Tuesday, November 29, 2011

Fat Horses

Large- mammal and Pleistocene maven Valerius Geist thinks more is going on with the spotted horse cave paintings below than just realism-- be cites their exaggerated fatness as well:

"Horses in top condition thus have a large gut-fill, expanded further by storage fat about intestines and omentum. Consequently, the belly bulges downward. Simultaneously, the fat stored on the rump and haunches generates rounded rump and haunch contours. Because of the hanging belly, at a distance, fat animals appear short-legged. To signal the wish for a fat horse the artist sketches or paints horses with very large haunches, bulging bellies and very short legs. To this may be added atlatl darts or throwing spear arching towards or stuck in the horses vitals. The image is totally non-representational. No artist ever saw a horse like the one painted in Lascaux Cave, illustrating Rosner's article. However, the artists skillful exaggerations generated meaningful symbolism: may spears kill for you a fat mare."

This struck fire with me as Mongolian artists STILL portray even ridden horses as fat. Two examples from my own collection (one with dog a present from Andrew Campbell) below:


Of course the actual horses are chunky too: an "Appy" from Olgii:

Val wrote back:
"Wow! thank you so much for this note and images. Indeed the horses look "delectable". I am still investigating, but it appears horse fat has a multiple of the omega-3 content of ruminant fats.
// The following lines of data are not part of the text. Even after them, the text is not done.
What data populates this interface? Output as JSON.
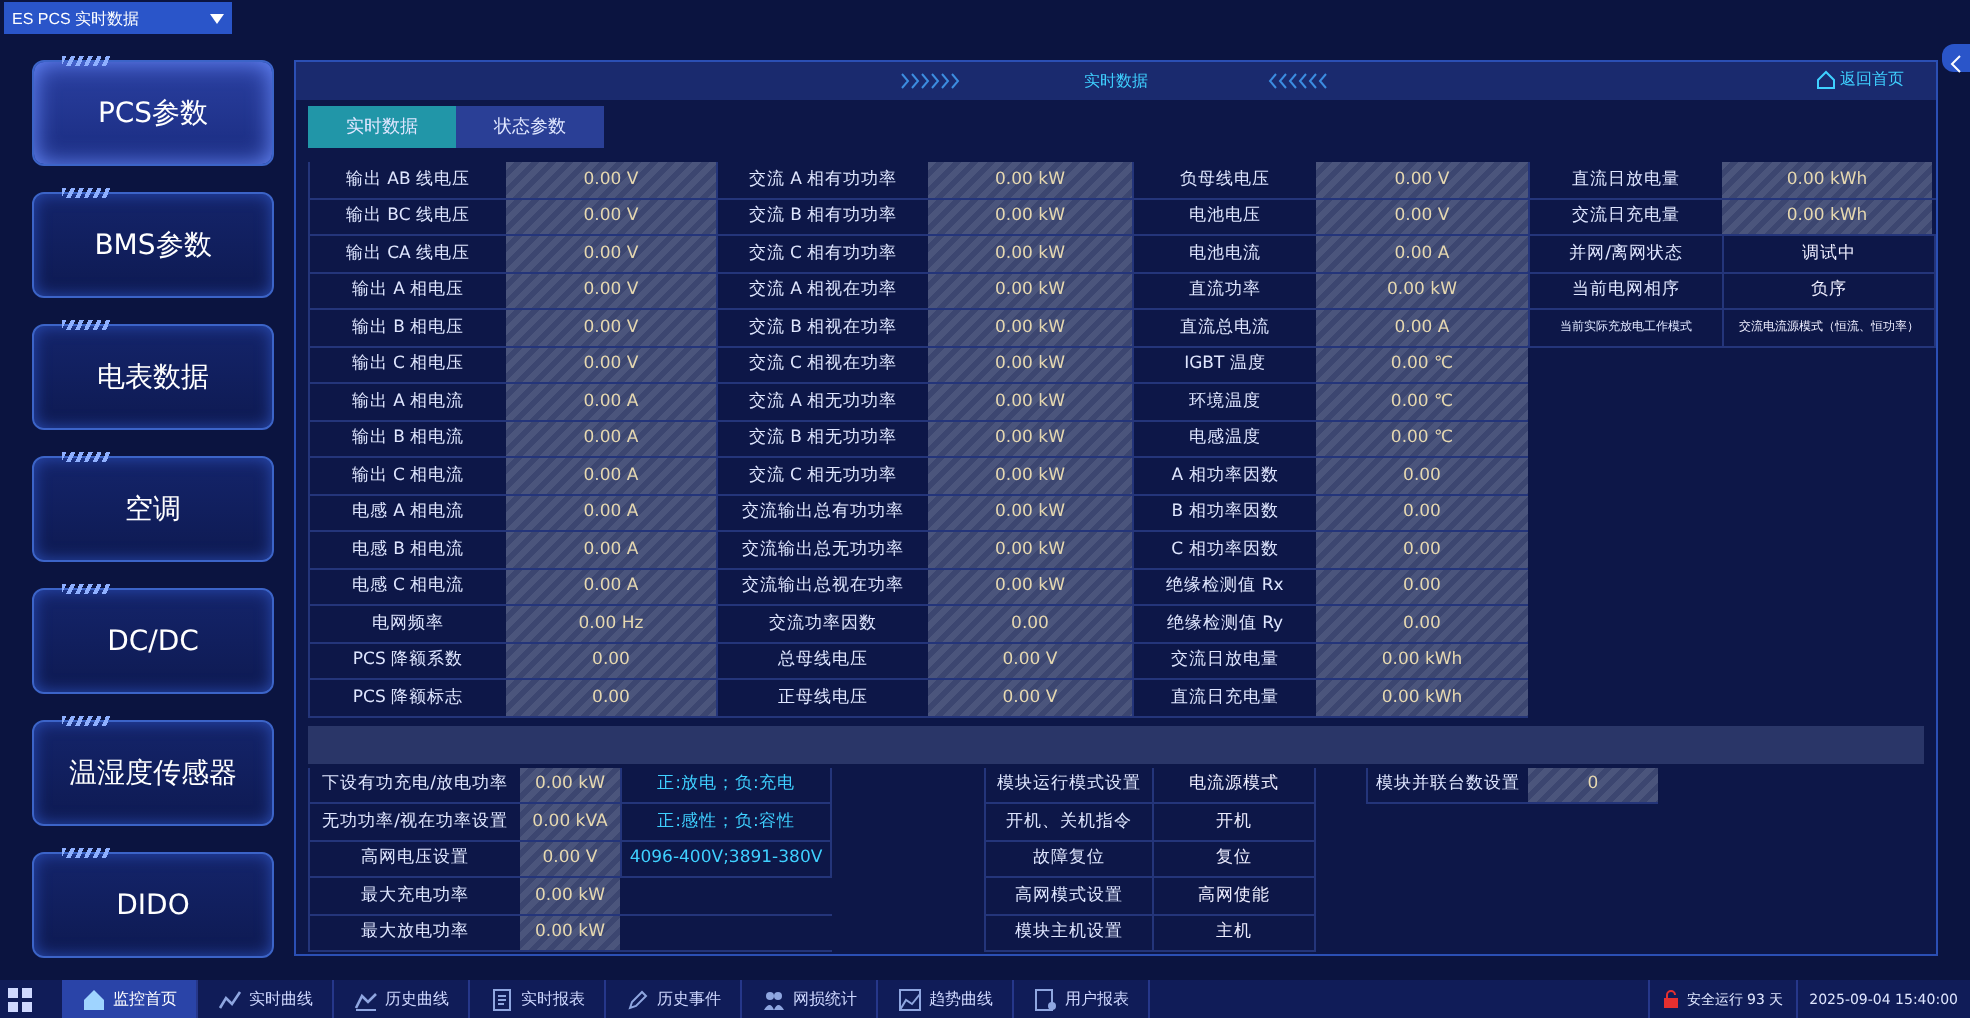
{
  "top_bar": {
    "dropdown": "ES PCS 实时数据"
  },
  "sidebar": {
    "items": [
      {
        "label": "PCS参数",
        "selected": true
      },
      {
        "label": "BMS参数",
        "selected": false
      },
      {
        "label": "电表数据",
        "selected": false
      },
      {
        "label": "空调",
        "selected": false
      },
      {
        "label": "DC/DC",
        "selected": false
      },
      {
        "label": "温湿度传感器",
        "selected": false
      },
      {
        "label": "DIDO",
        "selected": false
      }
    ]
  },
  "panel": {
    "title": "实时数据",
    "back_link": "返回首页",
    "tabs": [
      {
        "label": "实时数据",
        "selected": true
      },
      {
        "label": "状态参数",
        "selected": false
      }
    ],
    "columns": [
      [
        {
          "label": "输出 AB 线电压",
          "value": "0.00 V",
          "kind": "field"
        },
        {
          "label": "输出 BC 线电压",
          "value": "0.00 V",
          "kind": "field"
        },
        {
          "label": "输出 CA 线电压",
          "value": "0.00 V",
          "kind": "field"
        },
        {
          "label": "输出 A 相电压",
          "value": "0.00 V",
          "kind": "field"
        },
        {
          "label": "输出 B 相电压",
          "value": "0.00 V",
          "kind": "field"
        },
        {
          "label": "输出 C 相电压",
          "value": "0.00 V",
          "kind": "field"
        },
        {
          "label": "输出 A 相电流",
          "value": "0.00 A",
          "kind": "field"
        },
        {
          "label": "输出 B 相电流",
          "value": "0.00 A",
          "kind": "field"
        },
        {
          "label": "输出 C 相电流",
          "value": "0.00 A",
          "kind": "field"
        },
        {
          "label": "电感 A 相电流",
          "value": "0.00 A",
          "kind": "field"
        },
        {
          "label": "电感 B 相电流",
          "value": "0.00 A",
          "kind": "field"
        },
        {
          "label": "电感 C 相电流",
          "value": "0.00 A",
          "kind": "field"
        },
        {
          "label": "电网频率",
          "value": "0.00 Hz",
          "kind": "field"
        },
        {
          "label": "PCS 降额系数",
          "value": "0.00",
          "kind": "field"
        },
        {
          "label": "PCS 降额标志",
          "value": "0.00",
          "kind": "field"
        }
      ],
      [
        {
          "label": "交流 A 相有功功率",
          "value": "0.00 kW",
          "kind": "field"
        },
        {
          "label": "交流 B 相有功功率",
          "value": "0.00 kW",
          "kind": "field"
        },
        {
          "label": "交流 C 相有功功率",
          "value": "0.00 kW",
          "kind": "field"
        },
        {
          "label": "交流 A 相视在功率",
          "value": "0.00 kW",
          "kind": "field"
        },
        {
          "label": "交流 B 相视在功率",
          "value": "0.00 kW",
          "kind": "field"
        },
        {
          "label": "交流 C 相视在功率",
          "value": "0.00 kW",
          "kind": "field"
        },
        {
          "label": "交流 A 相无功功率",
          "value": "0.00 kW",
          "kind": "field"
        },
        {
          "label": "交流 B 相无功功率",
          "value": "0.00 kW",
          "kind": "field"
        },
        {
          "label": "交流 C 相无功功率",
          "value": "0.00 kW",
          "kind": "field"
        },
        {
          "label": "交流输出总有功功率",
          "value": "0.00 kW",
          "kind": "field"
        },
        {
          "label": "交流输出总无功功率",
          "value": "0.00 kW",
          "kind": "field"
        },
        {
          "label": "交流输出总视在功率",
          "value": "0.00 kW",
          "kind": "field"
        },
        {
          "label": "交流功率因数",
          "value": "0.00",
          "kind": "field"
        },
        {
          "label": "总母线电压",
          "value": "0.00 V",
          "kind": "field"
        },
        {
          "label": "正母线电压",
          "value": "0.00 V",
          "kind": "field"
        }
      ],
      [
        {
          "label": "负母线电压",
          "value": "0.00 V",
          "kind": "field"
        },
        {
          "label": "电池电压",
          "value": "0.00 V",
          "kind": "field"
        },
        {
          "label": "电池电流",
          "value": "0.00 A",
          "kind": "field"
        },
        {
          "label": "直流功率",
          "value": "0.00 kW",
          "kind": "field"
        },
        {
          "label": "直流总电流",
          "value": "0.00 A",
          "kind": "field"
        },
        {
          "label": "IGBT 温度",
          "value": "0.00 ℃",
          "kind": "field"
        },
        {
          "label": "环境温度",
          "value": "0.00 ℃",
          "kind": "field"
        },
        {
          "label": "电感温度",
          "value": "0.00 ℃",
          "kind": "field"
        },
        {
          "label": "A 相功率因数",
          "value": "0.00",
          "kind": "field"
        },
        {
          "label": "B 相功率因数",
          "value": "0.00",
          "kind": "field"
        },
        {
          "label": "C 相功率因数",
          "value": "0.00",
          "kind": "field"
        },
        {
          "label": "绝缘检测值 Rx",
          "value": "0.00",
          "kind": "field"
        },
        {
          "label": "绝缘检测值 Ry",
          "value": "0.00",
          "kind": "field"
        },
        {
          "label": "交流日放电量",
          "value": "0.00 kWh",
          "kind": "field"
        },
        {
          "label": "直流日充电量",
          "value": "0.00 kWh",
          "kind": "field"
        }
      ],
      [
        {
          "label": "直流日放电量",
          "value": "0.00 kWh",
          "kind": "field"
        },
        {
          "label": "交流日充电量",
          "value": "0.00 kWh",
          "kind": "field"
        },
        {
          "label": "并网/离网状态",
          "value": "调试中",
          "kind": "text"
        },
        {
          "label": "当前电网相序",
          "value": "负序",
          "kind": "text"
        },
        {
          "label": "当前实际充放电工作模式",
          "value": "交流电流源模式（恒流、恒功率）",
          "kind": "small"
        }
      ]
    ],
    "settings": [
      [
        {
          "label": "下设有功充电/放电功率",
          "value": "0.00 kW",
          "kind": "field",
          "note": "正:放电；负:充电"
        },
        {
          "label": "无功功率/视在功率设置",
          "value": "0.00 kVA",
          "kind": "field",
          "note": "正:感性；负:容性"
        },
        {
          "label": "高网电压设置",
          "value": "0.00 V",
          "kind": "field",
          "note": "4096-400V;3891-380V"
        },
        {
          "label": "最大充电功率",
          "value": "0.00 kW",
          "kind": "field"
        },
        {
          "label": "最大放电功率",
          "value": "0.00 kW",
          "kind": "field"
        }
      ],
      [
        {
          "label": "模块运行模式设置",
          "value": "电流源模式",
          "kind": "text"
        },
        {
          "label": "开机、关机指令",
          "value": "开机",
          "kind": "text"
        },
        {
          "label": "故障复位",
          "value": "复位",
          "kind": "text"
        },
        {
          "label": "高网模式设置",
          "value": "高网使能",
          "kind": "text"
        },
        {
          "label": "模块主机设置",
          "value": "主机",
          "kind": "text"
        }
      ],
      [
        {
          "label": "模块并联台数设置",
          "value": "0",
          "kind": "field"
        }
      ]
    ]
  },
  "taskbar": {
    "items": [
      {
        "label": "监控首页",
        "selected": true
      },
      {
        "label": "实时曲线",
        "selected": false
      },
      {
        "label": "历史曲线",
        "selected": false
      },
      {
        "label": "实时报表",
        "selected": false
      },
      {
        "label": "历史事件",
        "selected": false
      },
      {
        "label": "网损统计",
        "selected": false
      },
      {
        "label": "趋势曲线",
        "selected": false
      },
      {
        "label": "用户报表",
        "selected": false
      }
    ],
    "safe_days": "安全运行 93 天",
    "datetime": "2025-09-04 15:40:00"
  }
}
That's brain-building fat! Nice to see the spotted coats. As to leg-placement, it's wrong- alas!"

3 comments:

Tara said...

Hi I have a question, hope you can help! Do you have any information about that gorgeous top artwork? Like it's origin or artist and if it's in the Public Domain?

Veronica said...

Hi I have a question, hope you can help! Do you have any information about that gorgeous top artwork? Like it's origin or artist and if it's in the Public Domain?

Steve Bodio said...

Tara: the top two are Mongolian traditional folk paintings, often semi - comic and sold to tourists. While they may or may not be signed, finding the often rural or anonymous artists is virtually impossible. The only unusual element is the tazi (saluki type dog); everything else is something you might buy in any big Mongolian market.

I doubt the photo is anything you need but it is mine and you are welcome to it. Perhaps you or another artist could adopt the style of image one, using it as a template?